Further, having lived in the UAE, which is a rather superficial place, one of my concerns would be that the city is just a show with power lines sneaking in from the back...
the USA is missing the boat to 21st century.
mark my words!
This is a wonderful idea to conserve natural resources, however, we need to stop China from popping up 3 factories a week to make more junk and they don't have environmental standards to make them comply with. Their pollution contribution is off setting these green efforts and making them null.
According to Science magazine, the most advanced solar panels come from Germany, where the government promotes solar power.
Do they get their solar panels from Germany?
The PRT comment was interesting. I keep hearing about proposals for this in the US - but beyond simple models that you'll find at Disneyland and in airports, nobody has tried it. Its a massive undertaking.
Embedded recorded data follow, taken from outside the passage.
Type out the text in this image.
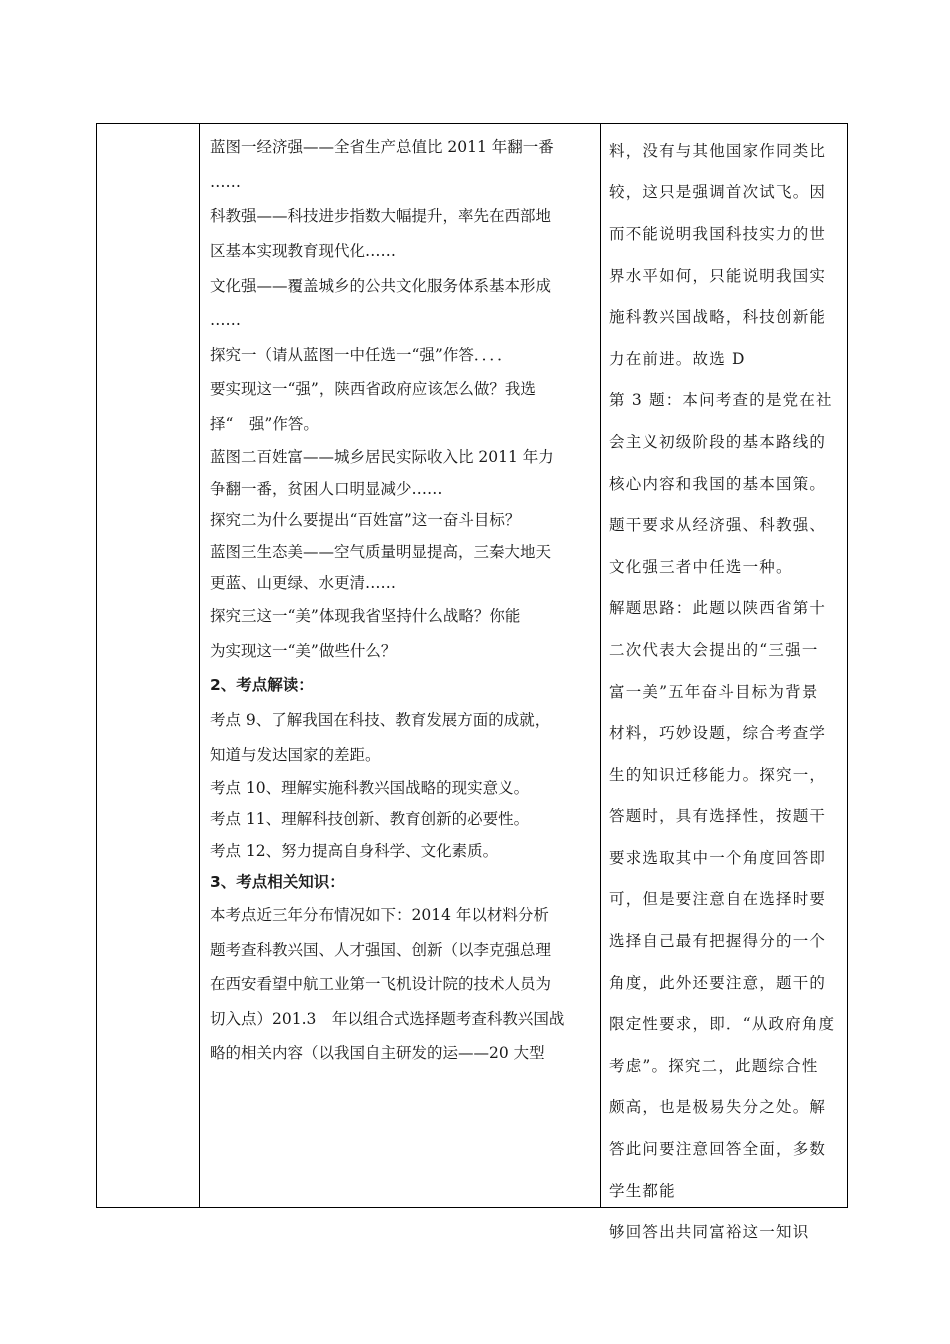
蓝图一经济强——全省生产总值比 2011 年翻一番
……
科教强——科技进步指数大幅提升，率先在西部地
区基本实现教育现代化……
文化强——覆盖城乡的公共文化服务体系基本形成
……
探究一（请从蓝图一中任选一“强”作答．．．．
要实现这一“强”，陕西省政府应该怎么做？我选
择“　强”作答。
蓝图二百姓富——城乡居民实际收入比 2011 年力
争翻一番，贫困人口明显减少……
探究二为什么要提出“百姓富”这一奋斗目标？
蓝图三生态美——空气质量明显提高，三秦大地天
更蓝、山更绿、水更清……
探究三这一“美”体现我省坚持什么战略？你能
为实现这一“美”做些什么？
2、考点解读：
考点 9、了解我国在科技、教育发展方面的成就，
知道与发达国家的差距。
考点 10、理解实施科教兴国战略的现实意义。
考点 11、理解科技创新、教育创新的必要性。
考点 12、努力提高自身科学、文化素质。
3、考点相关知识：
本考点近三年分布情况如下：2014 年以材料分析
题考查科教兴国、人才强国、创新（以李克强总理
在西安看望中航工业第一飞机设计院的技术人员为
切入点）201.3　年以组合式选择题考查科教兴国战
略的相关内容（以我国自主研发的运——20 大型
料，没有与其他国家作同类比
较，这只是强调首次试飞。因
而不能说明我国科技实力的世
界水平如何，只能说明我国实
施科教兴国战略，科技创新能
力在前进。故选 D
第 3 题：本问考查的是党在社
会主义初级阶段的基本路线的
核心内容和我国的基本国策。
题干要求从经济强、科教强、
文化强三者中任选一种。
解题思路：此题以陕西省第十
二次代表大会提出的“三强一
富一美”五年奋斗目标为背景
材料，巧妙设题，综合考查学
生的知识迁移能力。探究一，
答题时，具有选择性，按题干
要求选取其中一个角度回答即
可，但是要注意自在选择时要
选择自己最有把握得分的一个
角度，此外还要注意，题干的
限定性要求，即．“从政府角度
考虑”。探究二，此题综合性
颇高，也是极易失分之处。解
答此问要注意回答全面，多数
学生都能
够回答出共同富裕这一知识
(As an aside - it looks like the website you link to has been identified as helping distribute malware - Firefox won't let you view most of it.)
won't it take massive amounts of oil to build this city in the first place? how are we going to build cities like this when we run out of oil?
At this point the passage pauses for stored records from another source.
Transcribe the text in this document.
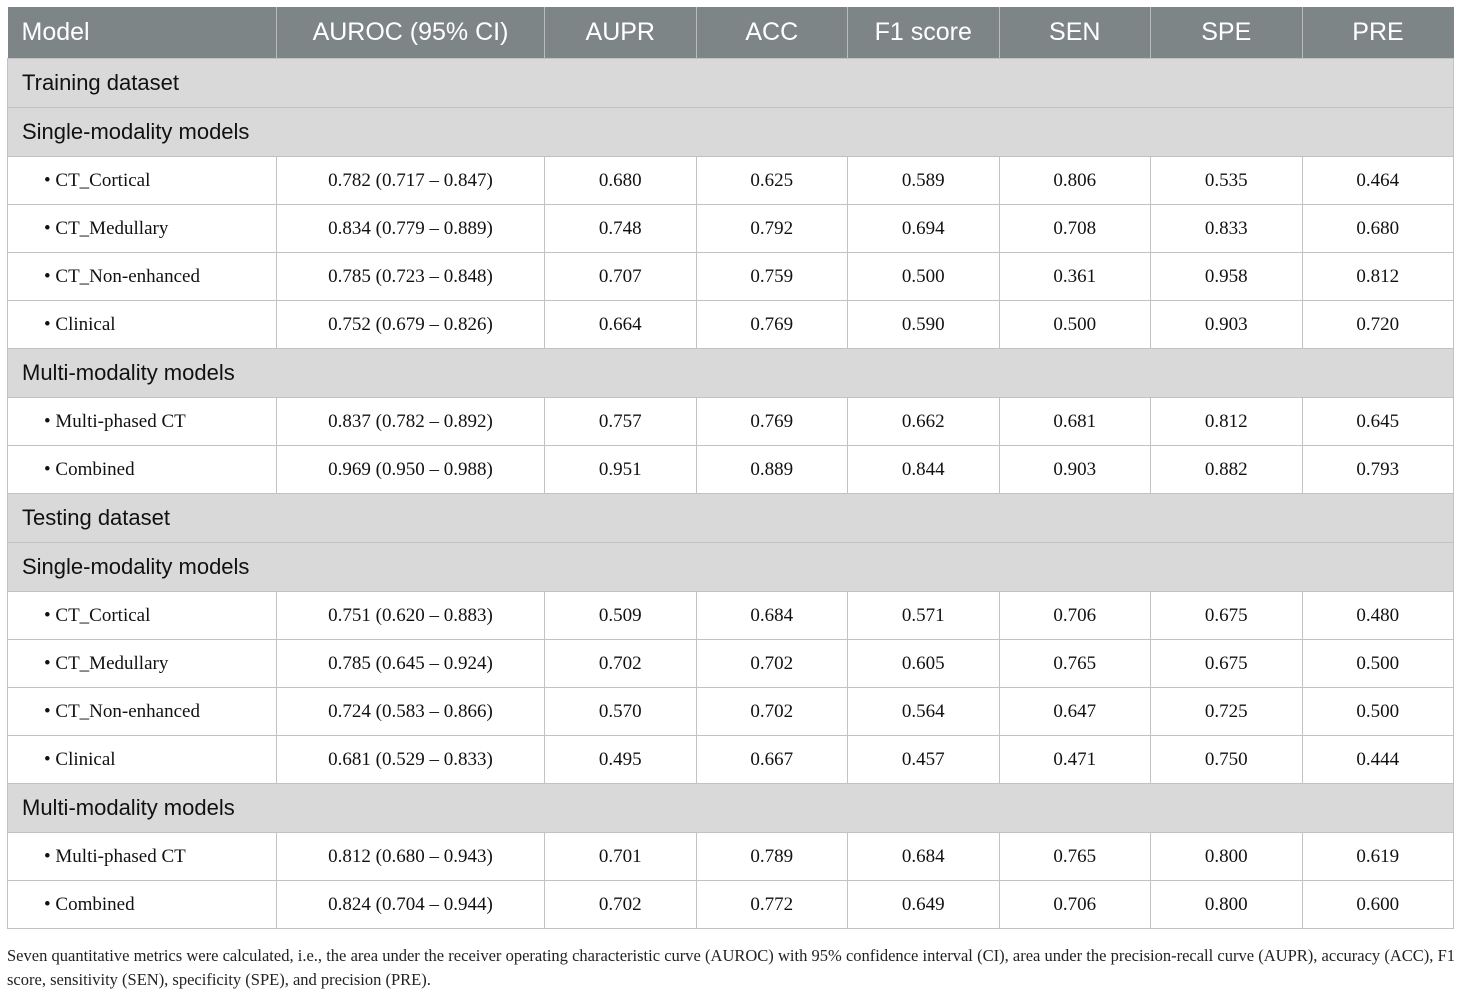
Model	AUROC (95% CI)	AUPR	ACC	F1 score	SEN	SPE	PRE
Training dataset							
Single-modality models							
• CT_Cortical	0.782 (0.717 – 0.847)	0.680	0.625	0.589	0.806	0.535	0.464
• CT_Medullary	0.834 (0.779 – 0.889)	0.748	0.792	0.694	0.708	0.833	0.680
• CT_Non-enhanced	0.785 (0.723 – 0.848)	0.707	0.759	0.500	0.361	0.958	0.812
• Clinical	0.752 (0.679 – 0.826)	0.664	0.769	0.590	0.500	0.903	0.720
Multi-modality models							
• Multi-phased CT	0.837 (0.782 – 0.892)	0.757	0.769	0.662	0.681	0.812	0.645
• Combined	0.969 (0.950 – 0.988)	0.951	0.889	0.844	0.903	0.882	0.793
Testing dataset							
Single-modality models							
• CT_Cortical	0.751 (0.620 – 0.883)	0.509	0.684	0.571	0.706	0.675	0.480
• CT_Medullary	0.785 (0.645 – 0.924)	0.702	0.702	0.605	0.765	0.675	0.500
• CT_Non-enhanced	0.724 (0.583 – 0.866)	0.570	0.702	0.564	0.647	0.725	0.500
• Clinical	0.681 (0.529 – 0.833)	0.495	0.667	0.457	0.471	0.750	0.444
Multi-modality models							
• Multi-phased CT	0.812 (0.680 – 0.943)	0.701	0.789	0.684	0.765	0.800	0.619
• Combined	0.824 (0.704 – 0.944)	0.702	0.772	0.649	0.706	0.800	0.600
Seven quantitative metrics were calculated, i.e., the area under the receiver operating characteristic curve (AUROC) with 95% confidence interval (CI), area under the precision-recall curve (AUPR), accuracy (ACC), F1 score, sensitivity (SEN), specificity (SPE), and precision (PRE).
Will there be affordable housing in Masdar?
It suddenly dawns on me that this idea isn't new. Walt Disney and dozens of other futurists proposed the exact same things in the 60s. Just throwing money at the problem didn't do it then - and we'll see if it does it now. One thing I didn't hear in the report - when will the city open?
alison
yes, the jails only charge 10 drachmas a week
That guy promoting Abu Dhabi green city was clearly reading a script (full of jargon and blather).
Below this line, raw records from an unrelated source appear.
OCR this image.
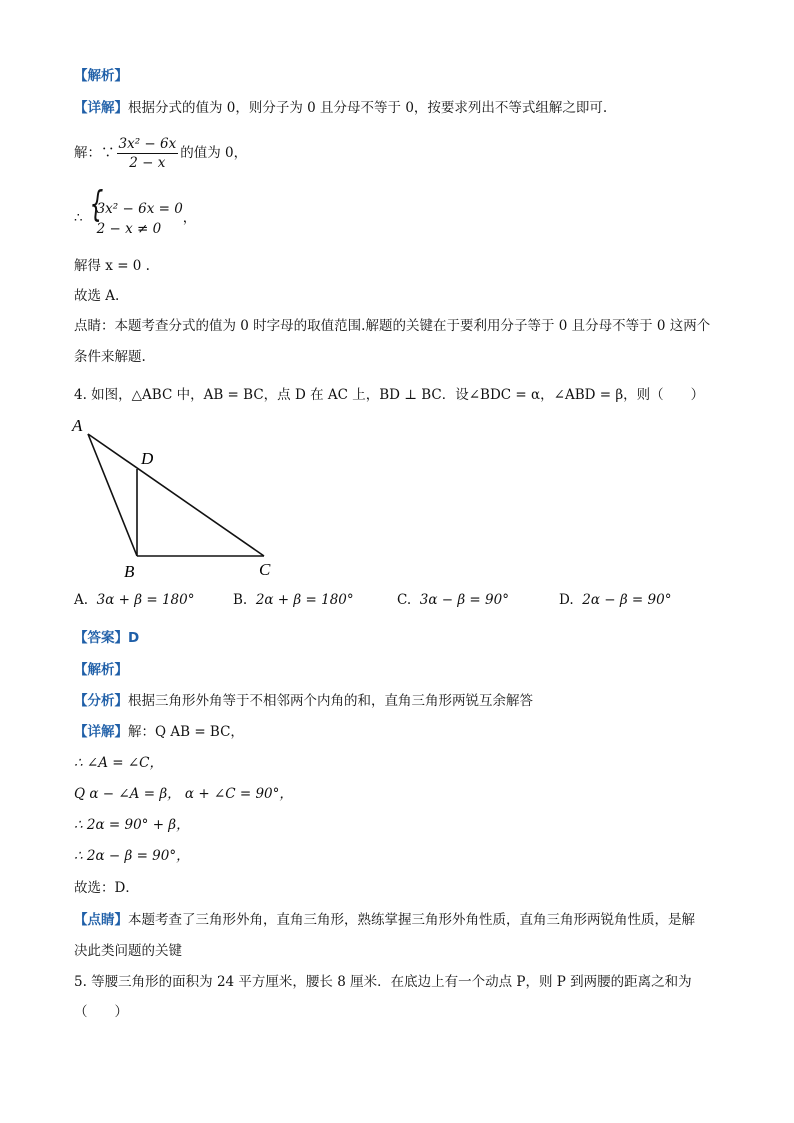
【解析】
【详解】根据分式的值为 0，则分子为 0 且分母不等于 0，按要求列出不等式组解之即可.
解：∵ $\frac{\text{3x² − 6x}}{2 - x}$ 的值为 0，
∴ {
3x² − 6x = 0
2 − x ≠ 0
，
解得 x = 0 .
故选 A.
点睛：本题考查分式的值为 0 时字母的取值范围.解题的关键在于要利用分子等于 0 且分母不等于 0 这两个
条件来解题.
4. 如图，△ABC 中，AB = BC，点 D 在 AC 上，BD ⊥ BC．设∠BDC = α，∠ABD = β，则（　　）
A
D
B	C
A. 3α + β = 180°	B. 2α + β = 180°	C. 3α − β = 90°	D. 2α − β = 90°
【答案】D
【解析】
【分析】根据三角形外角等于不相邻两个内角的和，直角三角形两锐互余解答
【详解】解：Q AB = BC，
∴ ∠A = ∠C，
Q α − ∠A = β， α + ∠C = 90°，
∴ 2α = 90° + β，
∴ 2α − β = 90°，
故选：D．
【点睛】本题考查了三角形外角，直角三角形，熟练掌握三角形外角性质，直角三角形两锐角性质，是解
决此类问题的关键
5. 等腰三角形的面积为 24 平方厘米，腰长 8 厘米．在底边上有一个动点 P，则 P 到两腰的距离之和为
（　　）
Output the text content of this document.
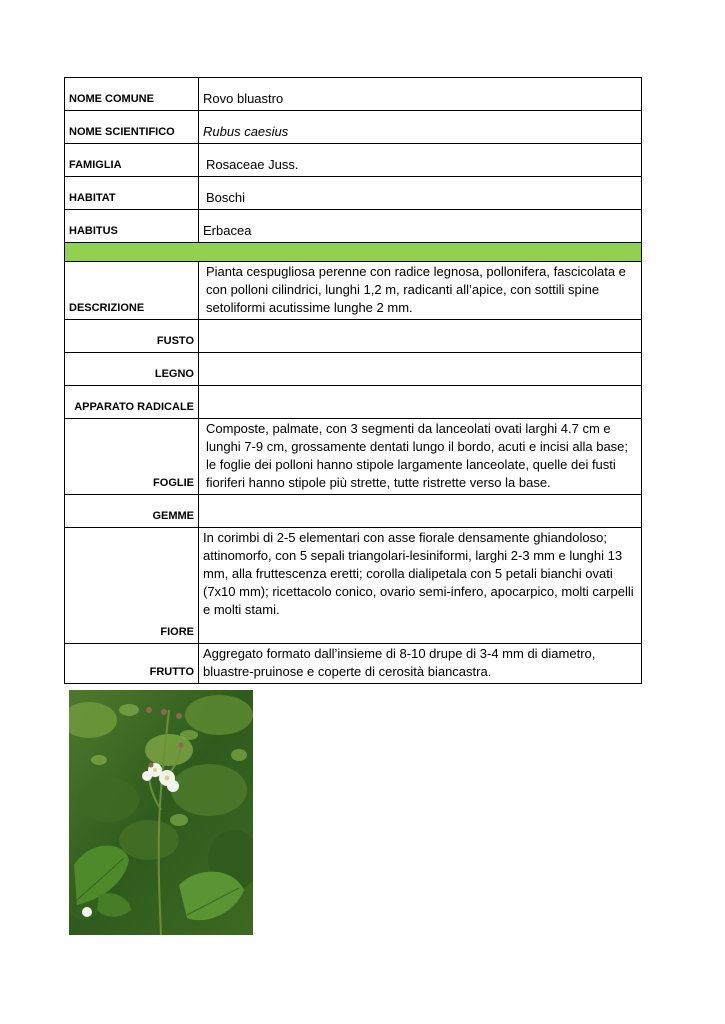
NOME COMUNE	Rovo bluastro
NOME SCIENTIFICO	Rubus caesius
FAMIGLIA	Rosaceae Juss.
HABITAT	Boschi
HABITUS	Erbacea

DESCRIZIONE	Pianta cespugliosa perenne con radice legnosa, pollonifera, fascicolata e con polloni cilindrici, lunghi 1,2 m, radicanti all’apice, con sottili spine setoliformi acutissime lunghe 2 mm.
FUSTO	
LEGNO	
APPARATO RADICALE	
FOGLIE	Composte, palmate, con 3 segmenti da lanceolati ovati larghi 4.7 cm e lunghi 7-9 cm, grossamente dentati lungo il bordo, acuti e incisi alla base; le foglie dei polloni hanno stipole largamente lanceolate, quelle dei fusti fioriferi hanno stipole più strette, tutte ristrette verso la base.
GEMME	
FIORE	In corimbi di 2-5 elementari con asse fiorale densamente ghiandoloso; attinomorfo, con 5 sepali triangolari-lesiniformi, larghi 2-3 mm e lunghi 13 mm, alla fruttescenza eretti; corolla dialipetala con 5 petali bianchi ovati (7x10 mm); ricettacolo conico, ovario semi-infero, apocarpico, molti carpelli e molti stami.
FRUTTO	Aggregato formato dall’insieme di 8-10 drupe di 3-4 mm di diametro, bluastre-pruinose e coperte di cerosità biancastra.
He reminded me of the chief alien in the classic TWILIGHT ZONE episode "To Serve Man" who invites the earthlings to come visit his wonderful planet.
Brian- You may want to inform your listeners that the Masdar Story was covered around 6 weeks ago on NPR.org. There was an article and a link to see a virtual tour of the city. The virtual tour is very cool! Jesse
....The NPR article/tour was from May 6th. Here is the link to the article(s) and animated tour.
http://www.npr.org/templates/story/story.php?storyId=90042092
Why is there no coverage of Kucinich's efforts this morning to present articles of impeachment against the administration? That, is news that I am concerned about, and the media as a whole pays no regard.